Thursday, January 15, 2009

Liturgical Variations: The Placement of the Diaconal Stole in the Ambrosian Rite

To Catholics of the Roman rite, an Ambrosian deacon, with their distinctive manner of wearing the stole and dalmatic, might seem a rather strange sight:

(Photo courtesy of Orbis Catholicus)

You'll note, of course, that the diaconal stole is worn outside the dalmatic rather than underneath. (They also wear the collarin around the neck and upper back, but that is not our point of focus here.)

The explanation for this is not that the Ambrosians developed their own form of vesting a deacon distinct from the rest of the Western liturgical traditions; it is rather that they retained an earlier custom.
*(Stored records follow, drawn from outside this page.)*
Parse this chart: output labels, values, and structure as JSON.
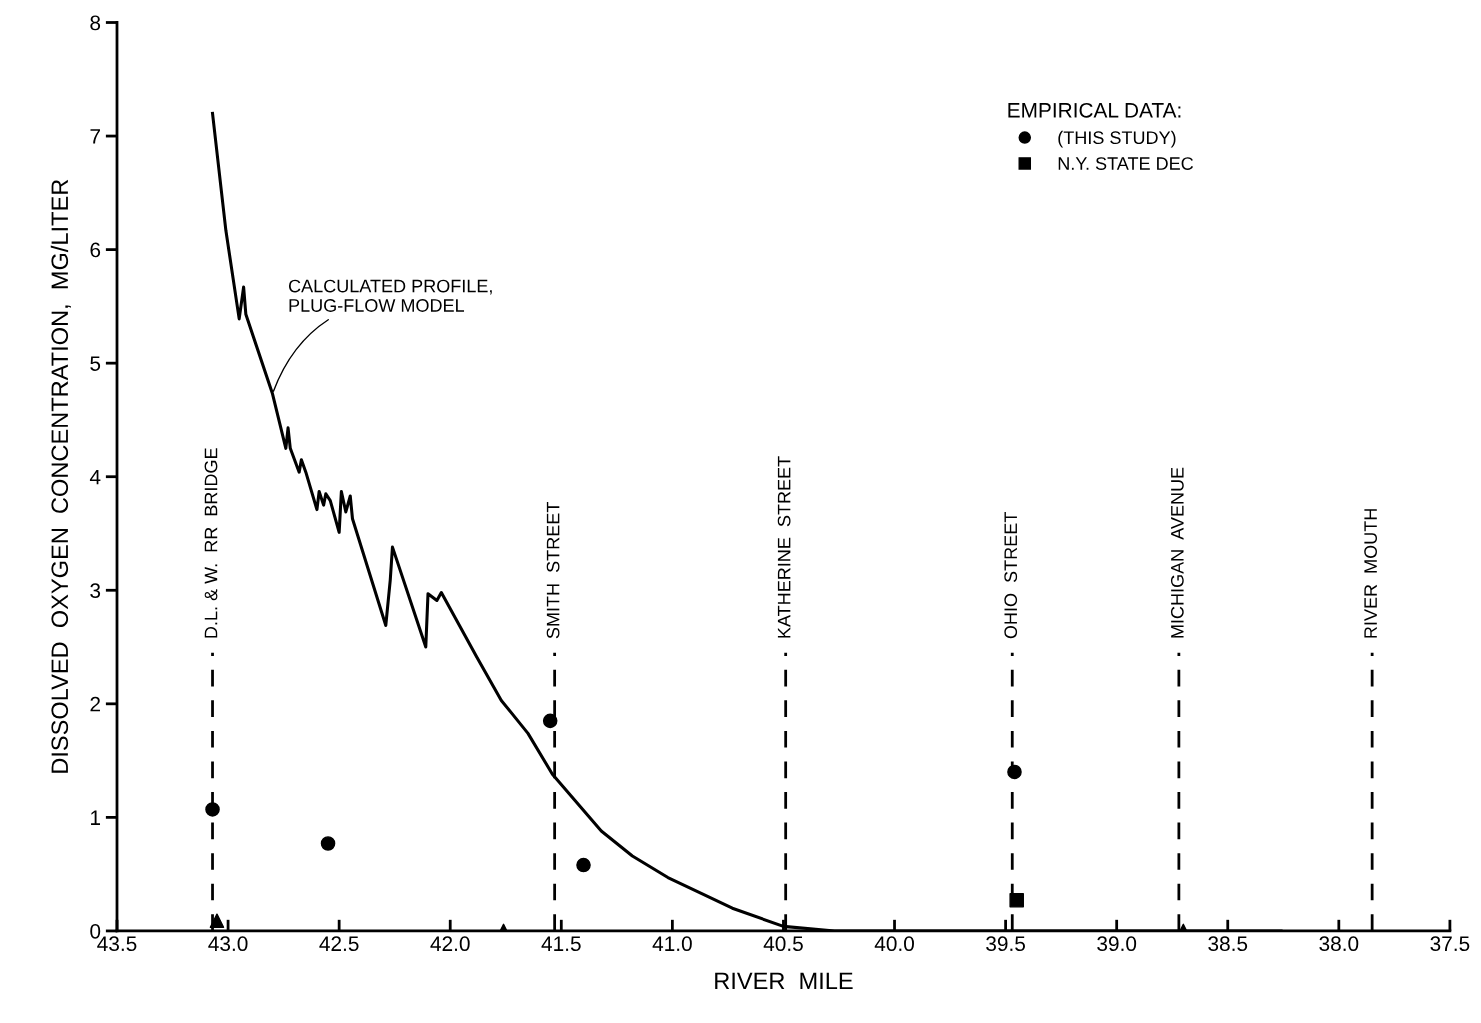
{
  "chart_data": {
    "type": "line",
    "xlabel": "RIVER  MILE",
    "ylabel": "DISSOLVED  OXYGEN  CONCENTRATION,  MG/LITER",
    "legend_title": "EMPIRICAL DATA:",
    "xlim": [
      43.5,
      37.5
    ],
    "xticks": [
      43.5,
      {
        "value": 43,
        "label": "43.0"
      },
      42.5,
      {
        "value": 42,
        "label": "42.0"
      },
      41.5,
      {
        "value": 41,
        "label": "41.0"
      },
      40.5,
      {
        "value": 40,
        "label": "40.0"
      },
      39.5,
      {
        "value": 39,
        "label": "39.0"
      },
      38.5,
      {
        "value": 38,
        "label": "38.0"
      },
      37.5
    ],
    "ylim": [
      0,
      8
    ],
    "yticks": [
      0,
      1,
      2,
      3,
      4,
      5,
      6,
      7,
      8
    ],
    "grid": false,
    "legend": "top right",
    "series": [
      {
        "color": "#000000",
        "line_style": "solid",
        "marker": "none",
        "x": [
          43.07,
          43.01,
          42.95,
          42.93,
          42.92,
          42.8,
          42.74,
          42.73,
          42.72,
          42.68,
          42.67,
          42.65,
          42.6,
          42.59,
          42.57,
          42.56,
          42.54,
          42.5,
          42.49,
          42.47,
          42.45,
          42.44,
          42.29,
          42.27,
          42.26,
          42.11,
          42.1,
          42.06,
          42.04,
          41.88,
          41.77,
          41.65,
          41.54,
          41.32,
          41.18,
          41.02,
          40.87,
          40.73,
          40.5,
          40.27,
          38.26
        ],
        "values": [
          7.2,
          6.17,
          5.39,
          5.67,
          5.43,
          4.73,
          4.25,
          4.43,
          4.25,
          4.04,
          4.15,
          4.04,
          3.71,
          3.87,
          3.75,
          3.85,
          3.79,
          3.51,
          3.87,
          3.69,
          3.83,
          3.63,
          2.69,
          3.09,
          3.38,
          2.5,
          2.97,
          2.91,
          2.98,
          2.41,
          2.03,
          1.74,
          1.38,
          0.88,
          0.66,
          0.47,
          0.33,
          0.2,
          0.04,
          0,
          0
        ]
      },
      {
        "type": "scatter",
        "name": "(THIS STUDY)",
        "color": "#000000",
        "marker": "circle",
        "x": [
          43.07,
          42.55,
          41.55,
          41.4,
          39.46
        ],
        "values": [
          1.07,
          0.77,
          1.85,
          0.58,
          1.4
        ]
      },
      {
        "type": "scatter",
        "color": "#000000",
        "marker": "triangle",
        "x": [
          43.05,
          41.76,
          38.7
        ],
        "values": [
          0.09,
          0,
          0
        ]
      },
      {
        "type": "scatter",
        "name": "N.Y. STATE DEC",
        "color": "#000000",
        "marker": "square",
        "x": [
          39.45
        ],
        "values": [
          0.27
        ]
      }
    ],
    "ref_lines": [
      {
        "axis": "x",
        "value": 43.07,
        "label": "D.L. & W.  RR  BRIDGE",
        "color": "#000000",
        "line_style": "dashed"
      },
      {
        "axis": "x",
        "value": 41.53,
        "label": "SMITH  STREET",
        "color": "#000000",
        "line_style": "dashed"
      },
      {
        "axis": "x",
        "value": 40.49,
        "label": "KATHERINE  STREET",
        "color": "#000000",
        "line_style": "dashed"
      },
      {
        "axis": "x",
        "value": 39.47,
        "label": "OHIO  STREET",
        "color": "#000000",
        "line_style": "dashed"
      },
      {
        "axis": "x",
        "value": 38.72,
        "label": "MICHIGAN  AVENUE",
        "color": "#000000",
        "line_style": "dashed"
      },
      {
        "axis": "x",
        "value": 37.85,
        "label": "RIVER  MOUTH",
        "color": "#000000",
        "line_style": "dashed"
      }
    ],
    "annotations": [
      {
        "text": "CALCULATED PROFILE,\nPLUG-FLOW MODEL",
        "x": 42.8,
        "y": 4.73
      }
    ]
  }
}
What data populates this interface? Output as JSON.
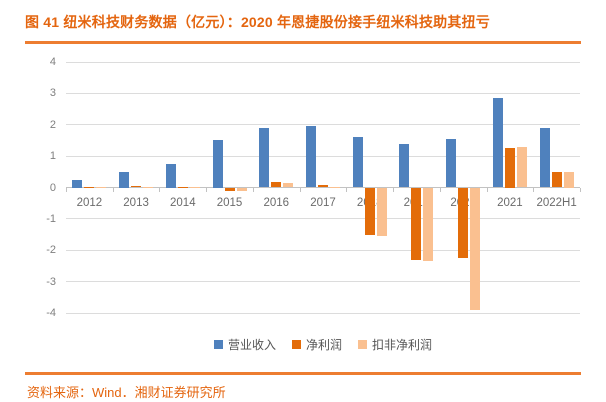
{
  "title": "图 41 纽米科技财务数据（亿元）：2020 年恩捷股份接手纽米科技助其扭亏",
  "source": "资料来源：Wind．湘财证券研究所",
  "colors": {
    "accent_orange_text": "#e4650f",
    "rule_orange": "#ed7d31",
    "grid_gray": "#dcdcdc",
    "axis_gray": "#c2c2c2",
    "tick_text_gray": "#7f7f7f"
  },
  "chart_data": {
    "type": "bar",
    "title": "纽米科技财务数据（亿元）",
    "categories": [
      "2012",
      "2013",
      "2014",
      "2015",
      "2016",
      "2017",
      "2018",
      "2019",
      "2020",
      "2021",
      "2022H1"
    ],
    "series": [
      {
        "name": "营业收入",
        "color": "#4f81bd",
        "values": [
          0.25,
          0.5,
          0.75,
          1.5,
          1.9,
          1.95,
          1.6,
          1.4,
          1.55,
          2.85,
          1.9
        ]
      },
      {
        "name": "净利润",
        "color": "#e36c09",
        "values": [
          0.02,
          0.04,
          0.02,
          -0.1,
          0.17,
          0.07,
          -1.5,
          -2.3,
          -2.25,
          1.25,
          0.48
        ]
      },
      {
        "name": "扣非净利润",
        "color": "#fac090",
        "values": [
          0.01,
          0.02,
          0.01,
          -0.12,
          0.14,
          0.02,
          -1.55,
          -2.35,
          -3.9,
          1.28,
          0.5
        ]
      }
    ],
    "xlabel": "",
    "ylabel": "",
    "ylim": [
      -4,
      4
    ],
    "yticks": [
      4,
      3,
      2,
      1,
      0,
      -1,
      -2,
      -3,
      -4
    ],
    "grid": true,
    "legend_position": "bottom"
  }
}
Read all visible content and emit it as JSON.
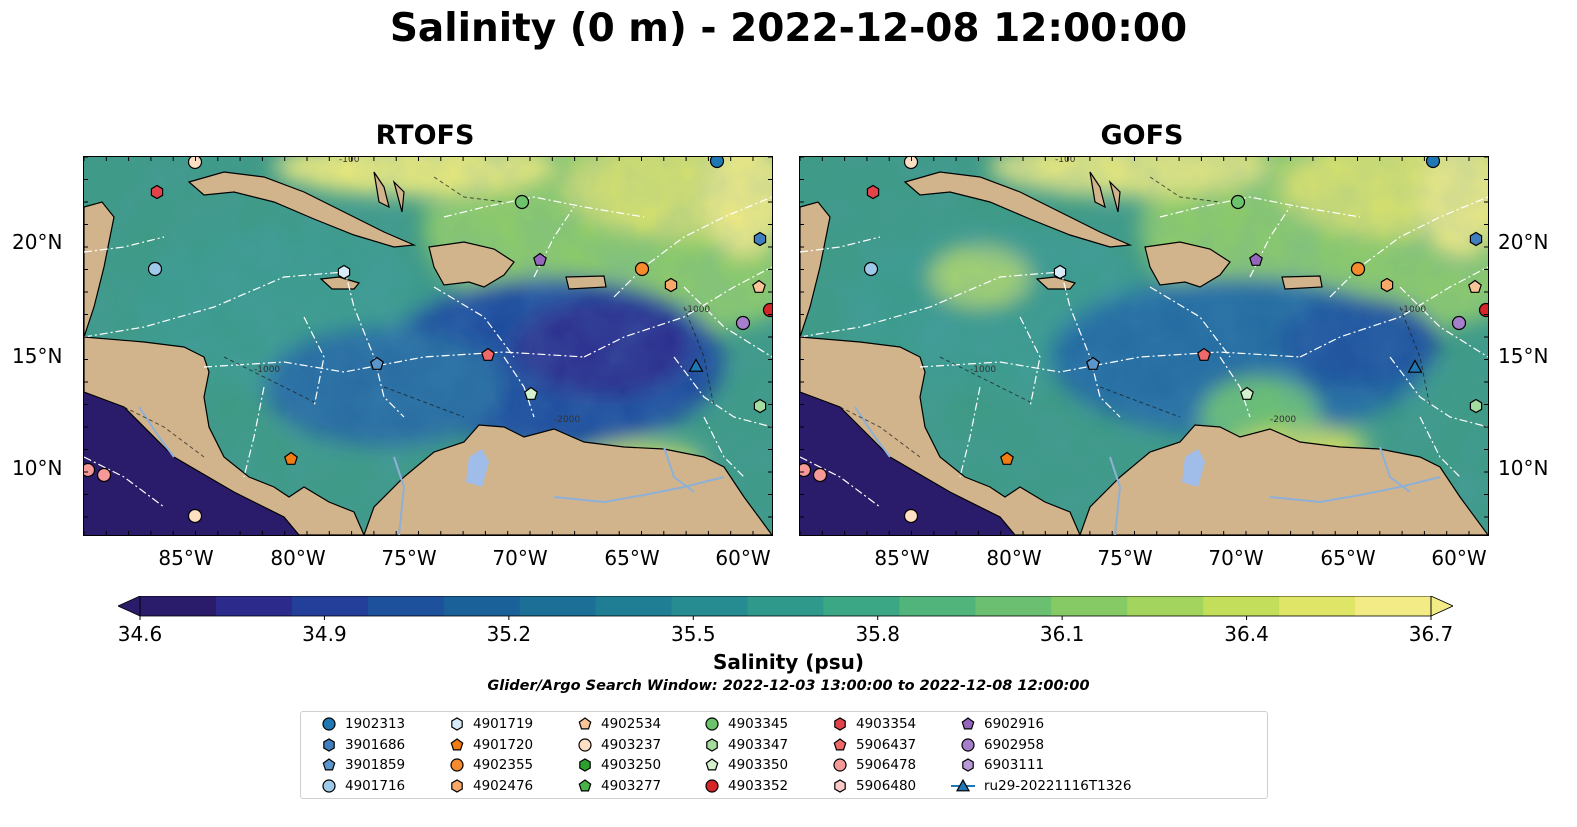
{
  "title": "Salinity (0 m) - 2022-12-08 12:00:00",
  "panels": [
    {
      "title": "RTOFS"
    },
    {
      "title": "GOFS"
    }
  ],
  "lat_ticks": [
    "20°N",
    "15°N",
    "10°N"
  ],
  "lon_ticks": [
    "85°W",
    "80°W",
    "75°W",
    "70°W",
    "65°W",
    "60°W"
  ],
  "contour_labels": [
    "-100",
    "-1000",
    "-2000"
  ],
  "colorbar": {
    "label": "Salinity (psu)",
    "ticks": [
      "34.6",
      "34.9",
      "35.2",
      "35.5",
      "35.8",
      "36.1",
      "36.4",
      "36.7"
    ],
    "min": 34.6,
    "max": 36.7,
    "colors": [
      "#2b1b6b",
      "#2c2b8c",
      "#243f9a",
      "#1d519b",
      "#1a619a",
      "#1c6f97",
      "#207e94",
      "#278c91",
      "#2f9a8c",
      "#3ca784",
      "#50b47b",
      "#6ac070",
      "#86ca66",
      "#a3d45e",
      "#c2de5b",
      "#dfe566",
      "#f3ec86"
    ]
  },
  "search_window": "Glider/Argo Search Window: 2022-12-03 13:00:00 to 2022-12-08 12:00:00",
  "legend": [
    {
      "label": "1902313",
      "marker": "circle",
      "color": "#1f77b4"
    },
    {
      "label": "3901686",
      "marker": "hexagon",
      "color": "#3f7fbf"
    },
    {
      "label": "3901859",
      "marker": "pentagon",
      "color": "#5a96cb"
    },
    {
      "label": "4901716",
      "marker": "circle",
      "color": "#9ec9e8"
    },
    {
      "label": "4901719",
      "marker": "hexagon",
      "color": "#d6eaf8"
    },
    {
      "label": "4901720",
      "marker": "pentagon",
      "color": "#f07c12"
    },
    {
      "label": "4902355",
      "marker": "circle",
      "color": "#f58b2c"
    },
    {
      "label": "4902476",
      "marker": "hexagon",
      "color": "#f8a868"
    },
    {
      "label": "4902534",
      "marker": "pentagon",
      "color": "#f9c496"
    },
    {
      "label": "4903237",
      "marker": "circle",
      "color": "#fde0c4"
    },
    {
      "label": "4903250",
      "marker": "hexagon",
      "color": "#2ca02c"
    },
    {
      "label": "4903277",
      "marker": "pentagon",
      "color": "#49b349"
    },
    {
      "label": "4903345",
      "marker": "circle",
      "color": "#6cc36c"
    },
    {
      "label": "4903347",
      "marker": "hexagon",
      "color": "#a5dda0"
    },
    {
      "label": "4903350",
      "marker": "pentagon",
      "color": "#d2f1cc"
    },
    {
      "label": "4903352",
      "marker": "circle",
      "color": "#d62728"
    },
    {
      "label": "4903354",
      "marker": "hexagon",
      "color": "#e2434a"
    },
    {
      "label": "5906437",
      "marker": "pentagon",
      "color": "#f0696a"
    },
    {
      "label": "5906478",
      "marker": "circle",
      "color": "#f59999"
    },
    {
      "label": "5906480",
      "marker": "hexagon",
      "color": "#fbc8c8"
    },
    {
      "label": "6902916",
      "marker": "pentagon",
      "color": "#9467bd"
    },
    {
      "label": "6902958",
      "marker": "circle",
      "color": "#a57fcb"
    },
    {
      "label": "6903111",
      "marker": "hexagon",
      "color": "#b99ad8"
    },
    {
      "label": "ru29-20221116T1326",
      "marker": "triangle-line",
      "color": "#1f77b4"
    }
  ],
  "colors": {
    "land": "#d2b48c",
    "rivers": "#8fb0d6",
    "eez_lines": "#ffffff"
  }
}
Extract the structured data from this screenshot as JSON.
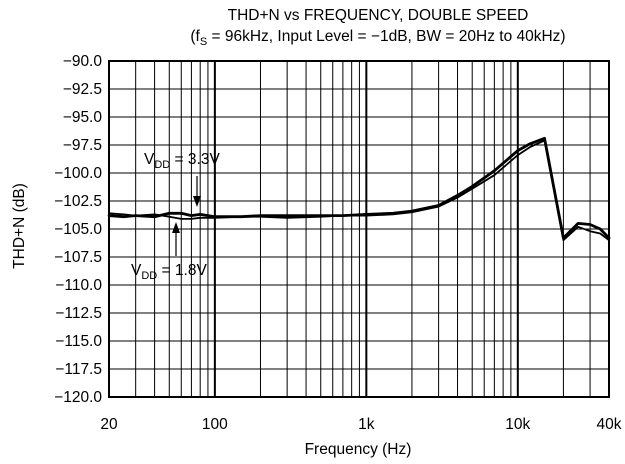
{
  "chart_data": {
    "type": "line",
    "title": "THD+N vs FREQUENCY, DOUBLE SPEED",
    "subtitle": {
      "prefix": "(f",
      "sub": "S",
      "rest": " = 96kHz, Input Level = −1dB, BW = 20Hz to 40kHz)"
    },
    "xlabel": "Frequency (Hz)",
    "ylabel": "THD+N (dB)",
    "x_scale": "log",
    "xlim": [
      20,
      40000
    ],
    "ylim": [
      -120,
      -90
    ],
    "grid": true,
    "x_ticks": [
      {
        "value": 20,
        "label": "20"
      },
      {
        "value": 100,
        "label": "100"
      },
      {
        "value": 1000,
        "label": "1k"
      },
      {
        "value": 10000,
        "label": "10k"
      },
      {
        "value": 40000,
        "label": "40k"
      }
    ],
    "y_ticks": [
      {
        "value": -90,
        "label": "−90.0"
      },
      {
        "value": -92.5,
        "label": "−92.5"
      },
      {
        "value": -95,
        "label": "−95.0"
      },
      {
        "value": -97.5,
        "label": "−97.5"
      },
      {
        "value": -100,
        "label": "−100.0"
      },
      {
        "value": -102.5,
        "label": "−102.5"
      },
      {
        "value": -105,
        "label": "−105.0"
      },
      {
        "value": -107.5,
        "label": "−107.5"
      },
      {
        "value": -110,
        "label": "−110.0"
      },
      {
        "value": -112.5,
        "label": "−112.5"
      },
      {
        "value": -115,
        "label": "−115.0"
      },
      {
        "value": -117.5,
        "label": "−117.5"
      },
      {
        "value": -120,
        "label": "−120.0"
      }
    ],
    "series": [
      {
        "name": "VDD = 3.3V",
        "x": [
          20,
          25,
          30,
          40,
          50,
          60,
          70,
          80,
          100,
          150,
          200,
          300,
          500,
          700,
          1000,
          1500,
          2000,
          3000,
          4000,
          5000,
          7000,
          10000,
          12000,
          15000,
          20000,
          25000,
          30000,
          35000,
          40000
        ],
        "y": [
          -103.8,
          -103.9,
          -103.8,
          -103.9,
          -103.6,
          -103.6,
          -103.8,
          -103.7,
          -103.9,
          -103.9,
          -103.8,
          -103.8,
          -103.8,
          -103.8,
          -103.7,
          -103.6,
          -103.4,
          -102.9,
          -102.0,
          -101.2,
          -99.8,
          -98.0,
          -97.4,
          -96.9,
          -105.8,
          -104.5,
          -104.6,
          -105.0,
          -105.8
        ],
        "color": "#000000"
      },
      {
        "name": "VDD = 1.8V",
        "x": [
          20,
          25,
          30,
          40,
          50,
          60,
          70,
          80,
          100,
          150,
          200,
          300,
          500,
          700,
          1000,
          1500,
          2000,
          3000,
          4000,
          5000,
          7000,
          10000,
          12000,
          15000,
          20000,
          25000,
          30000,
          35000,
          40000
        ],
        "y": [
          -103.6,
          -103.7,
          -103.8,
          -103.7,
          -103.9,
          -104.1,
          -104.1,
          -104.0,
          -104.0,
          -103.9,
          -103.9,
          -104.0,
          -103.9,
          -103.8,
          -103.8,
          -103.7,
          -103.5,
          -103.0,
          -102.2,
          -101.4,
          -100.2,
          -98.4,
          -97.7,
          -97.1,
          -106.0,
          -104.8,
          -105.2,
          -105.4,
          -106.0
        ],
        "color": "#000000"
      }
    ],
    "annotations": [
      {
        "base": "V",
        "sub": "DD",
        "rest": " = 3.3V",
        "arrow": "down"
      },
      {
        "base": "V",
        "sub": "DD",
        "rest": " = 1.8V",
        "arrow": "up"
      }
    ]
  }
}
The Catholic Encyclopedia notes that "...after the tenth century it was only in Milan and southern Italy that deacons carried the stole over the dalmatic, but at an earlier date, this had been common in many parts of the West."

Further to this, Archdale King notes in The Liturgies of the Primatial Sees that "the stole of the deacon is worn outside the dalmatic, as in Spain and Gaul before the Carolingian reform. It probably at one time hung down to the ground, and was always white in colour. The first council of Braga (561) specifically directed the stole of the deacon to be visible, in order that he might be distinguished from the subdeacon." (p. 385)

What we see here then is an interesting remnant which testifies to an earlier liturgical custom.